The simple answer is that in most jurisdictions the evidentiary standard is "substantial evidence."
I know this doesn't help because the term, "substantial evidence," is one of those esoteric legal concepts that has no meaning outside the context of factual application.
Case law has defined "substantial evidence" as what a reasonable mind might accept as adequate to support a conclusion.
Yeah - that's clear as mud!
Who's reasonable? And "might accept"? What about "might NOT accept"? And "adequate" - oh boy.
Forget those legal scholars and these lame attempts to define the undefinable - bottom line is that "substantial evidence" is just, "good enough."
If you have something that you want to support, the evidence just has to be "good enough" to justify whatever conclusion you are trying to derive from it. It doesn't matter that there are five other reports stating the opposite, or that there are more pages, or better author reputations - though those factors may weigh on the value of the evidence.
This is why, in workers' compensation, medical reports that seem kind of shady are "good enough" to support an award. If the judge wants to get to a conclusion and the evidence is "good enough" to get the judge there, then it is "substantial evidence" even if there is other evidence that may be better.

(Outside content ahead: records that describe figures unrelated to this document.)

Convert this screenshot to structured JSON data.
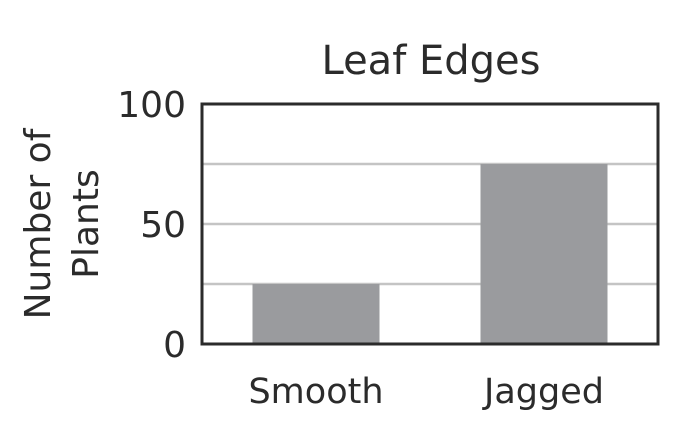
{
  "chart_data": {
    "type": "bar",
    "title": "Leaf Edges",
    "xlabel": "",
    "ylabel": [
      "Number of",
      "Plants"
    ],
    "categories": [
      "Smooth",
      "Jagged"
    ],
    "values": [
      25,
      75
    ],
    "ylim": [
      0,
      100
    ],
    "yticks": [
      "0",
      "50",
      "100"
    ],
    "grid_values": [
      25,
      50,
      75
    ],
    "grid": true,
    "colors": {
      "bar": "#9a9b9e",
      "grid": "#c4c4c4",
      "axis": "#2b2b2b",
      "text": "#2b2b2b"
    }
  }
}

And there does not have to be any certain quantity of evidence to make anything "substantial." One report that has a conclusion different than a half dozen other reports can still be "substantial evidence" so long as it is reasonable to draw the conclusion for which it is proffered.
This doesn't mean that just any evidence can be "substantial" to support an award. Many states have rules and regulations that define what the medical evidence shall contain and the topics covered. Because these regulations are mandatory in nature, failure of a medical report to meet these minimum standards means that such report can not be "substantial evidence."
For example, a regulation may require certain disclosures, or a declaration under penalty of perjury. The failure to meet these minimum standards would make the report incomplete and as a consequence not "substantial" for purposes of evidence because a reasonable mind can not rely upon the report - the author failed to meet mandatory requirements dictated by law.
But the single biggest failure in medical reporting is an error in history - either the history of the injury or the relevant medical history of the claimant.
The error in history needs to be significant enough that some other conclusion would be inevitable if the error did not exist. For instance, if there were facts that would implicate some other cause of injury, or some pre-existing condition, that were not accounted for by the report, which if were considered would lead to a different conclusion - that would not be "substantial evidence."
Another way for a medical report to fail to meet the substantial evidence standard would be if the author were relying on an incorrect legal theory. An example would be if the author were relying upon standards that existed prior to a change in the law - e.g. the threshold of psychological injury in California.
And the report must be based on a reasonable medical probability, not just possibility. Which is to say speculation can not be substantial evidence.
There are of course many more intricacies of this esoterica, because this is one of those legal things that drives engineers and other digit-minded brains nuts; the notion of "substantial evidence" is vague and soft around the edges. There is no clearly defined boundary.
US Supreme Court justice Potter Stewart drew fame in his short concurrence in the pornography case, Jacobellis v. Ohio (1964) with the phrase, "I know it when I see it." That's the standard of substantial evidence.